Over the whole of 2020, 66 enforcement actions were taken by the Tax Fraud Investigation Unit, including 53 property searches in 190 deployment locations. During the course of these searches, besides other evidence, 65 000 GB of data were seized. In addition, the investigators undertook 48 tax audits, including statutory business audits and supplementary VAT audits.
The Tax Fraud Investigation Unit is a nationwide specialist unit undertaking investigations into specific fiscal offences, its remit including both national coordination tasks and international collaboration in major cross-border cases of VAT fraud. Within the Tax Fraud Investigation Unit is the Central Liaison Office (CLO), which deals with all international mutual administrative assistance involving tax matters, as well as mutual legal assistance in fiscal proceedings. In 2020, the CLO processed around 6 900 cases, thus making a substantial contribution to the fight against international tax fraud.
Just some of the outstanding successes achieved by Austria's tax investigators...
A food wholesaler based in Vienna, supplying mainly Chinese, Japanese and other Asian restaurants across Austria, was discovered to be evading tax by offering his customers the option of splitting product purchases across several invoices, with only some of the items being included in their restaurants' accounts, while the remainder were sold on the black market. During the course of investigations, searches took place at numerous restaurants across Austria, leading to the confiscation of numerous documents as well as cash in a value of around EUR 300 000. In all, tax evasion comprising VAT, income tax, corporate income tax, capital gains tax and payroll taxes was uncovered in a total sum of approximately EUR 2.6 million. The supply firm and the restaurants are now having to pay back the tax and in addition, within the framework of ongoing court proceedings, can expect to see the imposition of substantial fines.
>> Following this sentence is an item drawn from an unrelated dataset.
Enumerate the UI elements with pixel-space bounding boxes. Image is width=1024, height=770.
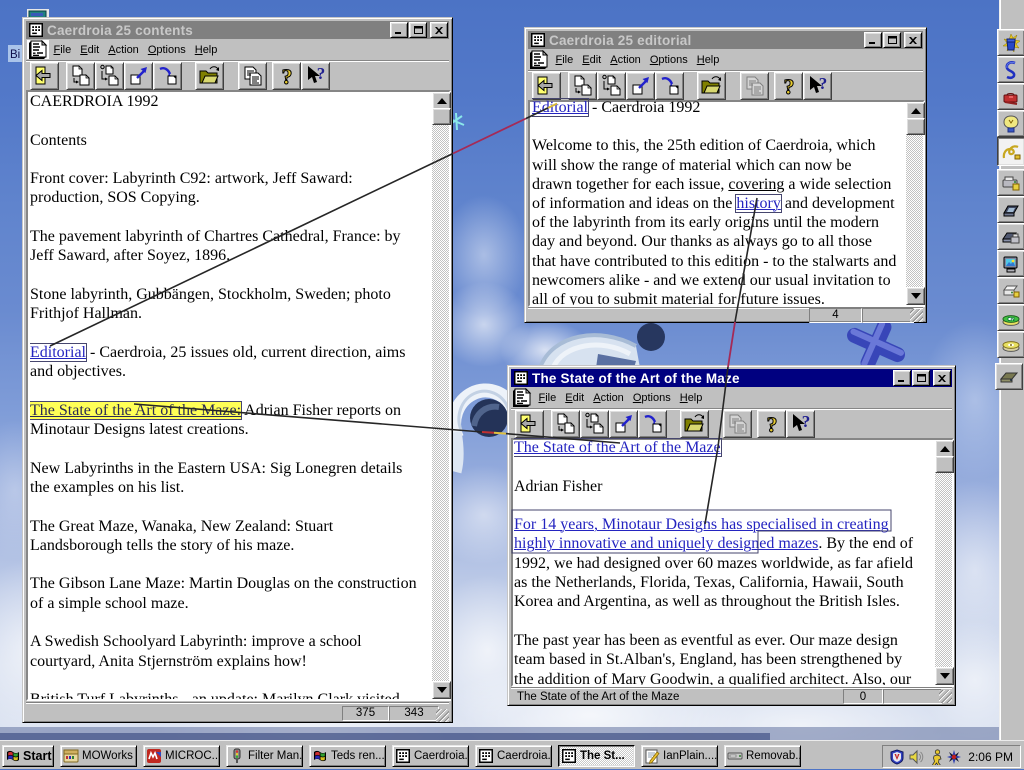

A business operator in Upper Austria believed that temporarily fleeing to Turkey would provide a solution to his tax fraud problems. Prior to his departure, an audit of his firm had raised more questions than answers, and a premises search had revealed that the businessman had a network of around twelve companies that had been constructed purely in order to evade tax. The fraud essentially consisted of a document forgery service, whereby the businessman issued fake invoices, confirmations, shipping documentation, freight documents and other papers by which his customers could illegally buy and resell goods and, in the process, unlawfully reclaim input VAT. The evidence of all this was found on a USB stick in the businessman's trouser pocket. Overall, not only did he evade tax in a sum of around EUR 800 000. In addition, firstly he provided a hub for the illegal sales operations of the businesses that had arranged for the fictitious invoices to be issued, thereby faking non-existent transactions, and secondly, through this, he also abetted the tax evasion activities of his so-called 'business partners'. While, during the preliminary investigation, the perpetrator confessed to these offences, prior to his trial in 2017 he absconded to Turkey. Then, in 2020, the case took an unexpected turn, when he was spotted by an acquaintance in a shopping centre in Pasching, near Linz. The acquaintance notified the authorities and, following a manhunt, the man was arrested. Judgment has now been entered in the case, subject to appeal; the businessman - the first defendant - has been sentenced to a total of 40 months in jail (of which he must serve at least 24 months) and ordered to pay a fine of EUR 500 000 plus damages of EUR 634 434.59, while the second defendant – the offending business association - has received a fine of EUR 800 000.